L’Eglise orthodoxe russe, la grande absente de l’Assemblée de la KEK à Lyon
Malaise, mais dialogue maintenu
Lyon, 17 juillet 2009 (Apic) Les dirigeants de la Conférence des Eglises européennes (KEK) s’interrogent sur l’absence de l’Eglise orthodoxe russe à l’Assemblée de la KEK, qui se tient à Lyon, en France. Ils affirment chercher des solutions au différend qui a amené l’Eglise orthodoxe russe à renoncer à ce rendez-vous.
«Nous ne somme pas en train d’assister à une scission fondamentale au sein de la KEK, mais à un désengagement temporaire de la représentation», a déclaré à la presse, le 16 juillet, le vice-président de l’Assemblée, l’évêque Irinej, de l’Eglise orthodoxe serbe. «Nous maintenons le dialogue avec l’Eglise orthodoxe russe. Il n’a pas été suspendu.»
Il a affirmé que la KEK avait été invitée à envoyer une délégation à Moscou pour tenter de sortir de l’impasse. Le différend porte sur le refus du rassemblement d’Eglises d’admettre en son sein une Eglise orthodoxe liée au Patriarcat de Moscou.

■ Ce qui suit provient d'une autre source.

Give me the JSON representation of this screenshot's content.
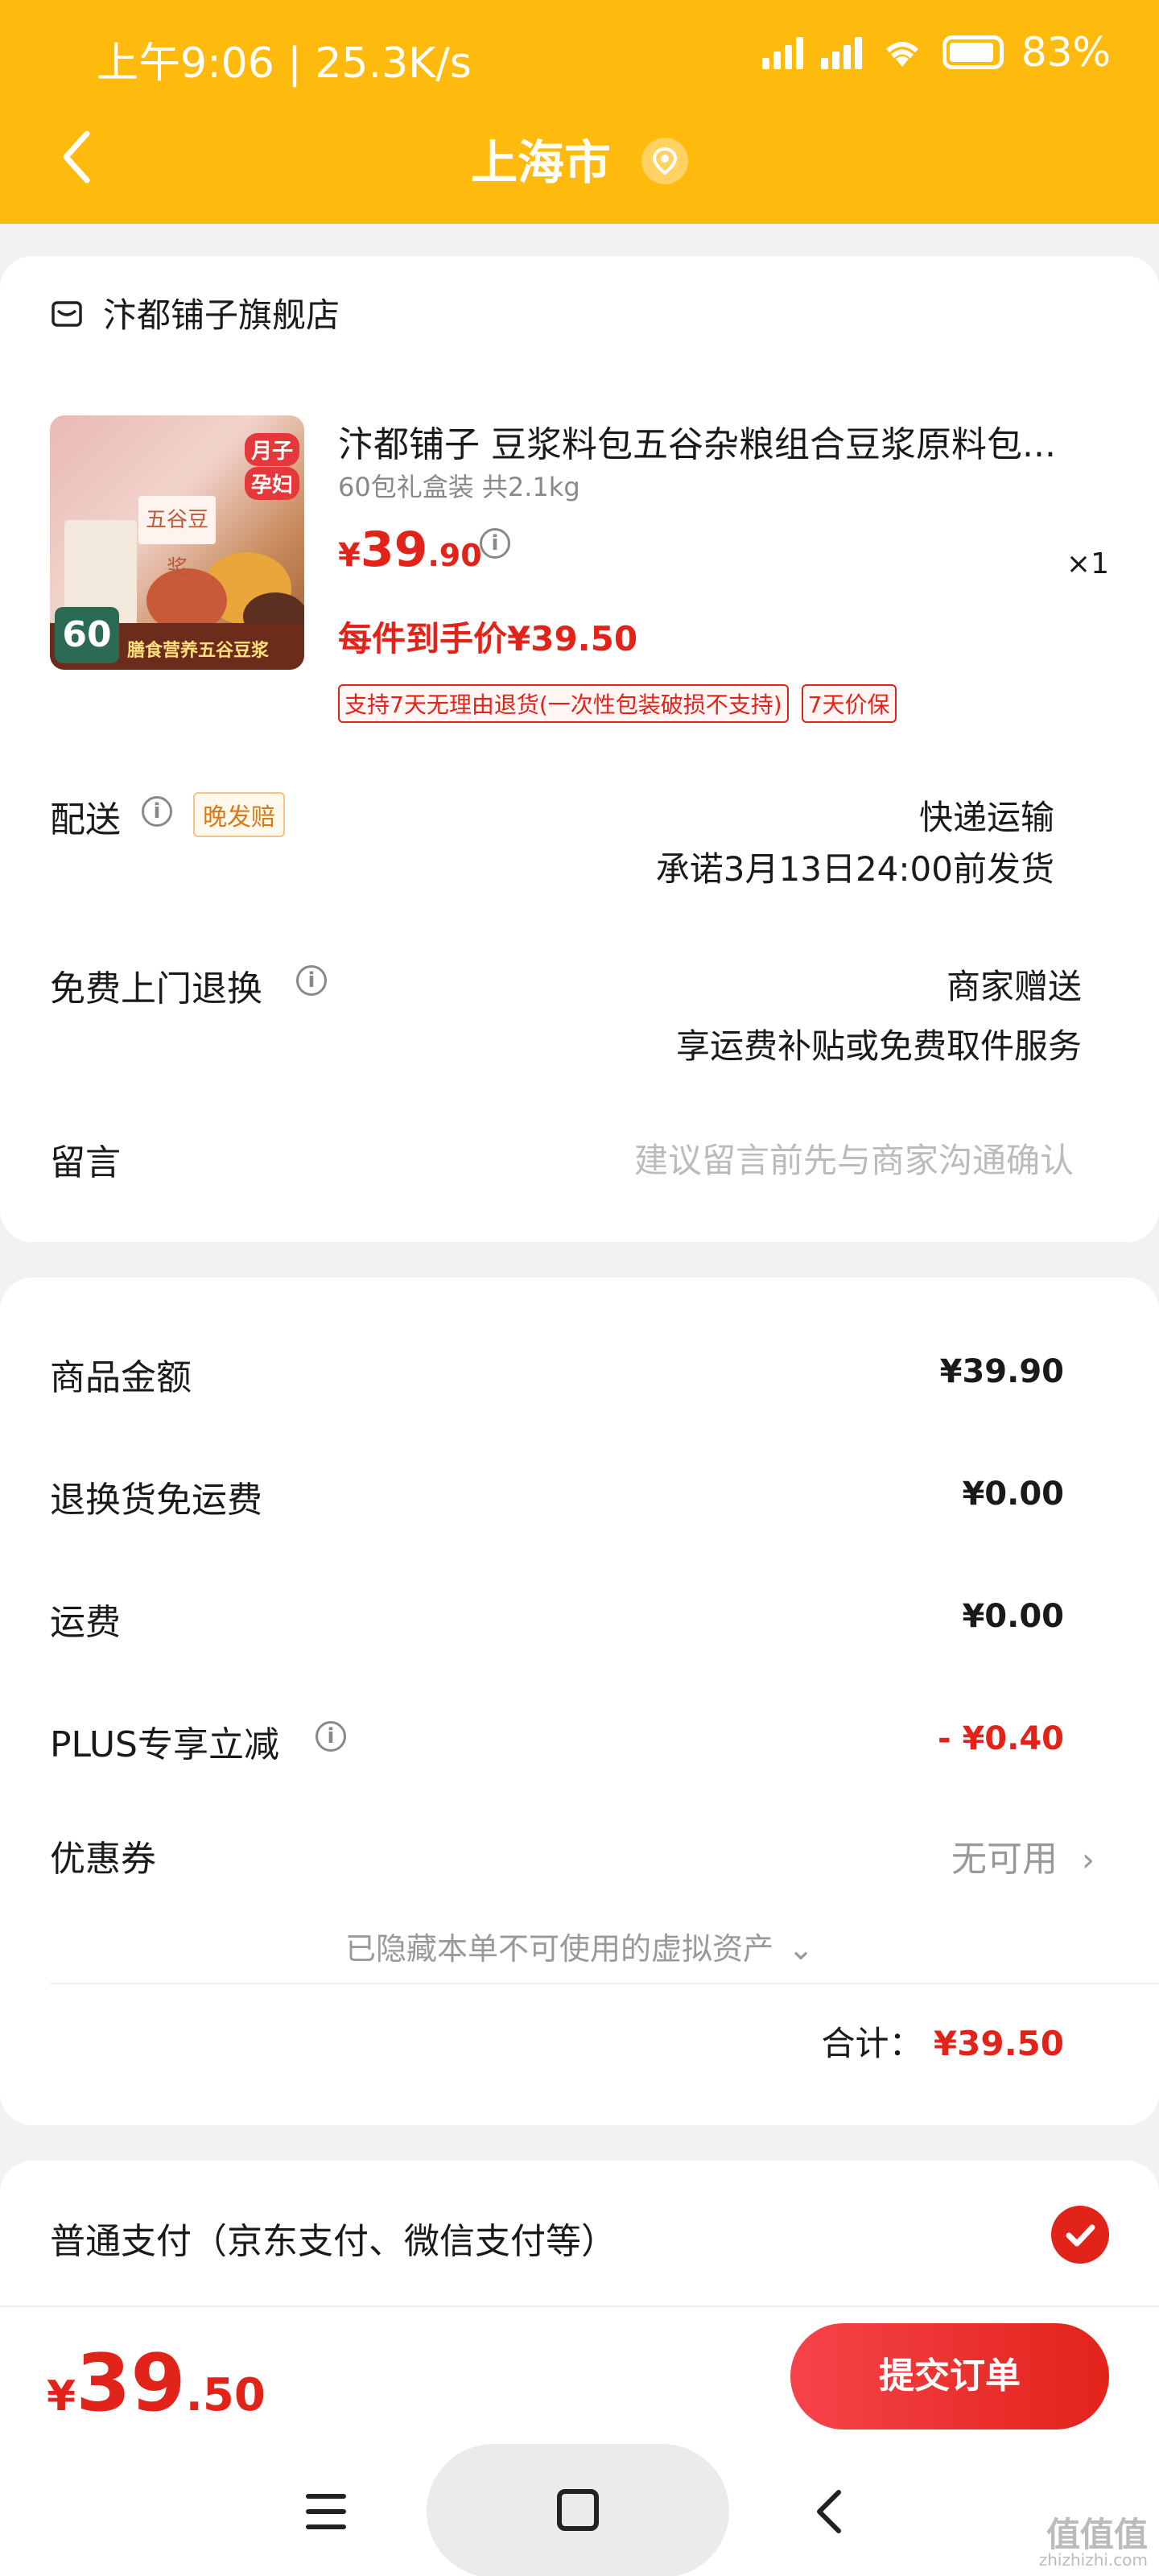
{
  "status_bar": {
    "time_speed": "上午9:06 | 25.3K/s",
    "battery": "83%"
  },
  "nav": {
    "title": "上海市"
  },
  "store": {
    "name": "汴都铺子旗舰店"
  },
  "product": {
    "title": "汴都铺子 豆浆料包五谷杂粮组合豆浆原料包...",
    "spec": "60包礼盒装 共2.1kg",
    "price_symbol": "¥",
    "price_int": "39",
    "price_dec": ".90",
    "quantity": "×1",
    "each_price": "每件到手价¥39.50",
    "tags": [
      "支持7天无理由退货(一次性包装破损不支持)",
      "7天价保"
    ],
    "image_labels": {
      "badge1": "月子",
      "badge2": "孕妇",
      "box_text": "五谷豆浆",
      "count": "60",
      "strip": "膳食营养五谷豆浆"
    }
  },
  "delivery": {
    "label": "配送",
    "late_tag": "晚发赔",
    "method": "快递运输",
    "promise": "承诺3月13日24:00前发货"
  },
  "return": {
    "label": "免费上门退换",
    "value1": "商家赠送",
    "value2": "享运费补贴或免费取件服务"
  },
  "message": {
    "label": "留言",
    "placeholder": "建议留言前先与商家沟通确认"
  },
  "summary": {
    "goods_label": "商品金额",
    "goods_value": "¥39.90",
    "return_fee_label": "退换货免运费",
    "return_fee_value": "¥0.00",
    "shipping_label": "运费",
    "shipping_value": "¥0.00",
    "plus_label": "PLUS专享立减",
    "plus_value": "- ¥0.40",
    "coupon_label": "优惠券",
    "coupon_value": "无可用",
    "hidden_assets": "已隐藏本单不可使用的虚拟资产",
    "total_label": "合计：",
    "total_value": "¥39.50"
  },
  "payment": {
    "method": "普通支付（京东支付、微信支付等）"
  },
  "footer": {
    "price_symbol": "¥",
    "price_int": "39",
    "price_dec": ".50",
    "submit": "提交订单"
  },
  "watermark": {
    "text": "值值值",
    "sub": "zhizhizhi.com"
  },
  "colors": {
    "header_bg": "#ffbb0d",
    "accent_red": "#e2231a"
  }
}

C’est la première fois depuis la fondation de la KEK, en 1959, que l’Eglise russe n’est pas représentée à une Assemblée, événement organisé tous les six ans. La KEK a été formée en tant que pont entre les Eglises de l’Europe de l’Ouest et celles des pays communistes d’Europe de l’Est.
Alexis II, l’ancien patriarche de Moscou, qui est décédé en décembre 2008, était un important responsable de la KEK, y débutant en 1964 en tant que membre du Présidium, puis occupant la fonction de président de 1987 à 1992.
L’Eglise russe avait annoncé en octobre 2008 qu’elle suspendait son adhésion à la KEK. Un responsable du patriarcat de Moscou avait alors déclaré que cette décision était due au fait que la KEK n’avait pas admis en tant que membre l’Eglise orthodoxe d’Estonie liée au Patriarcat de Moscou.
L’année précédente, l’organisation rassemblant 120 Eglises principalement anglicanes, protestantes et orthodoxes, avait admis l’Eglise orthodoxe apostolique d’Estonie, qui est en communion avec le Patriarcat œcuménique de Constantinople, basé à Istanbul.
Le patriarcat de Moscou et le Patriarcat œcuménique se disputent depuis longtemps l’autorité sur les chrétiens orthodoxe d’Estonie.
Selon le pasteur Jean-Arnold de Clermont, président de la KEK, le patriarcat de Moscou a indiqué être certain «qu’il va, dans les mois à venir, trouver un arrangement pour mettre un terme à sa suspension, et pour participer de nouveau entièrement à la vie de la KEK.»
Le chef de la délégation du Patriarcat œcuménique à l’Assemblée de Lyon, le métropolite Michael d’Autriche, a proposé que trois sièges du Comité central de la KEK – principal organe directeur de l’organisation – soient réservés au patriarcat de Moscou. Selon cette proposition, ces trois sièges seraient temporairement occupés par des représentants d’autres Eglises orthodoxes.